Через несколько месяцев поиски хоть и не закончились формально, но милиция рвение на этот случай потеряла, тем более что был пойман маньяк-педофил, который брал на себя всех пропавших за последние годы детей. Правда, прямых доказательств не имелось… А потом, в подтверждение смерти разыскиваемых, недалеко от интерната, в лесу, были обнаружены детские волосы, очень похожие на прядку из косички Машеньки Махаоновой. Ее подружки благодаря ленточке признали находку за подлинную, и на том дело закрыли безо всяких угрызений совести. Маньяка расстреляли, а жизнь в Лосиноостровском интернате потекла прежним чередом…

И только Рыжий Ромка знал, как обстоят дела на самом деле. Но о том он никому не говорил, хранил тайну, как Рихард Зорге…

Через несколько месяцев после бегства Леонид нашел на Казанском вокзале спеца, который за двести рублей справил два новеньких паспорта. Имена в главных документах были сохранены оригинальными, но вот возраст существенно отличался от номинального.

Леониду Северцеву, русскому по национальности уже исполнилось девятнадцать лет, а Машенька Махаонова оказалась чуть младше, ей определили полное восемнадцатилетие.

Теперь молодые, обвенчанные в церкви, без особого труда оформили в загсе свои отношения на законном основании.

Они продолжали жить у Серафимы, которая на старости лет и не чаяла такого счастья. Старушка, вылеченная от одиночества, даже в церковь стала ходить реже, все баловала своих постояльцев стряпней из добытых ими продуктов. Вернее, добывал пропитание Леонид, и даже Машенька не знала, откуда в их семье берутся деньги.

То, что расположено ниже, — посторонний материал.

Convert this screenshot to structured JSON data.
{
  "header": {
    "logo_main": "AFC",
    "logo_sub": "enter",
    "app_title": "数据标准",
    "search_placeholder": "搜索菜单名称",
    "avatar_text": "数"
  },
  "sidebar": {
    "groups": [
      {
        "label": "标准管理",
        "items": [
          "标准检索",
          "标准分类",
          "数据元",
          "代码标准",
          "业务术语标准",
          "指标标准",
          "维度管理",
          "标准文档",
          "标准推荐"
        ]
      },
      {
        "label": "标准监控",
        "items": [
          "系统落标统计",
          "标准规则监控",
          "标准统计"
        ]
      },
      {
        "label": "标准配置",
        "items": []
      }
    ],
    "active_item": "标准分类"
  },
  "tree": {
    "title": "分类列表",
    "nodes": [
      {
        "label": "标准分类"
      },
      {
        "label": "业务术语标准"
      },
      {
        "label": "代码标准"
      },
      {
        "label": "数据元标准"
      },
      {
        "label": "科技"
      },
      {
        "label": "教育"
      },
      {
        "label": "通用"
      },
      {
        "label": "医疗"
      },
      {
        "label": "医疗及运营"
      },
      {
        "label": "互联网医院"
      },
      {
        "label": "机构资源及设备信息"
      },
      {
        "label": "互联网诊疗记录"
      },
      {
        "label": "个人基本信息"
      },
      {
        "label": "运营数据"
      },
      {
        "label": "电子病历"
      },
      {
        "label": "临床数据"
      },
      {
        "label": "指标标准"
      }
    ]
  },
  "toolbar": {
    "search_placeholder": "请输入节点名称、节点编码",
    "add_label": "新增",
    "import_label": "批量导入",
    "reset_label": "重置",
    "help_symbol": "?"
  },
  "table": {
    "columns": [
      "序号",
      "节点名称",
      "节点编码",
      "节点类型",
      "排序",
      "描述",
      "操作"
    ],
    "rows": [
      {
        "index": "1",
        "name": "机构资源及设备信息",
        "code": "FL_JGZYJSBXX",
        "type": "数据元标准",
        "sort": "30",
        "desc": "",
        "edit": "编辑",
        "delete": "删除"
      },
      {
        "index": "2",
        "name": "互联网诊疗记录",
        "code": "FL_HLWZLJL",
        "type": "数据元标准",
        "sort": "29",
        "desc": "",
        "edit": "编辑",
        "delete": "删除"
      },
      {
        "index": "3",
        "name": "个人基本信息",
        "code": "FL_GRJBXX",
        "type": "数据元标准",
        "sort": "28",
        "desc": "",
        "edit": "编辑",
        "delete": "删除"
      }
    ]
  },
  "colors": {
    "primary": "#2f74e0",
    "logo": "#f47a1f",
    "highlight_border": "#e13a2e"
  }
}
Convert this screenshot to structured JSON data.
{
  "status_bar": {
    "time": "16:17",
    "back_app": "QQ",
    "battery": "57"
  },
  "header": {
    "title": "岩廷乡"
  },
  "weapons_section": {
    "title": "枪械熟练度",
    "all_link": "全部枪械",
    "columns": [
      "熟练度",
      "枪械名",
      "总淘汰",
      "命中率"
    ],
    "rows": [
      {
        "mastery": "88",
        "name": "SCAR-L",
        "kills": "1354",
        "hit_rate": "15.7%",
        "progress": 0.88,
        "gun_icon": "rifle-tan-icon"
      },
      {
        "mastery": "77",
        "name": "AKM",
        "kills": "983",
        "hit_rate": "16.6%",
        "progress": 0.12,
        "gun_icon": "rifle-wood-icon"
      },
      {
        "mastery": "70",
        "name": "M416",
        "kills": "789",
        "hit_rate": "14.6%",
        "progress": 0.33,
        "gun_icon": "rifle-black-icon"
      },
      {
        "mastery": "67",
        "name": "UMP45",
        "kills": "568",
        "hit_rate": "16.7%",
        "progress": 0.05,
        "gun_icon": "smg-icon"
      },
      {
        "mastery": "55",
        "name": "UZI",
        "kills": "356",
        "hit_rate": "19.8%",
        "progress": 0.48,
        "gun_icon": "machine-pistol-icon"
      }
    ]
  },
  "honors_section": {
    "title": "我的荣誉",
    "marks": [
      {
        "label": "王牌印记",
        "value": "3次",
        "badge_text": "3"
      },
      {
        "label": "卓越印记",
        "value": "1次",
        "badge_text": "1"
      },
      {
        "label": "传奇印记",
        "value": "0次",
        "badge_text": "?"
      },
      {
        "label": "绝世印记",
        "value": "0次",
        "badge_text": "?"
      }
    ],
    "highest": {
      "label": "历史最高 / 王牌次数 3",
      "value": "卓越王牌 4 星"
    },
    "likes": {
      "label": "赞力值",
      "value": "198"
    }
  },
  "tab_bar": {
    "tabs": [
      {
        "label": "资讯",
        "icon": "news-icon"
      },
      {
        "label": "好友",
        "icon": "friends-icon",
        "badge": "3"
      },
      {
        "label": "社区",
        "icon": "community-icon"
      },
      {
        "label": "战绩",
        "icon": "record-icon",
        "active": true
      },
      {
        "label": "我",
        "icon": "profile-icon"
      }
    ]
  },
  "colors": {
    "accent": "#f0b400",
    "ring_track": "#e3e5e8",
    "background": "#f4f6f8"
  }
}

Иногда девочка спрашивала мужа, чем тот промышляет в жизни, но Леонид лишь загадочно улыбался в ответ, а Серафима учила Машеньку не лезть в мужские дела.

– Добытчик – это хорошо!.. А наше дело маленькое, главное, чтобы добытчику создать семейное тепло, чтобы в семье мир и благость пребывали.

Старушка обучала Машеньку кулинарному искусству, нехитрому шитью, правильной уборке помещения, а в оставшееся время рассказывала молодой про Иисуса Христа…

Леонид и Машенька по-прежнему оставались детьми Платона, хотя раз от разу их постельные игры все более походили на имитацию взрослого полового акта…

А через два года старушка Серафима умерла. Сделала она это тихо, не доставив особых хлопот. Машенька знала, что в комоде преставившейся все собрано для последней дороги и денежки имеются на похороны, упрятанные в свернутый носовой платочек.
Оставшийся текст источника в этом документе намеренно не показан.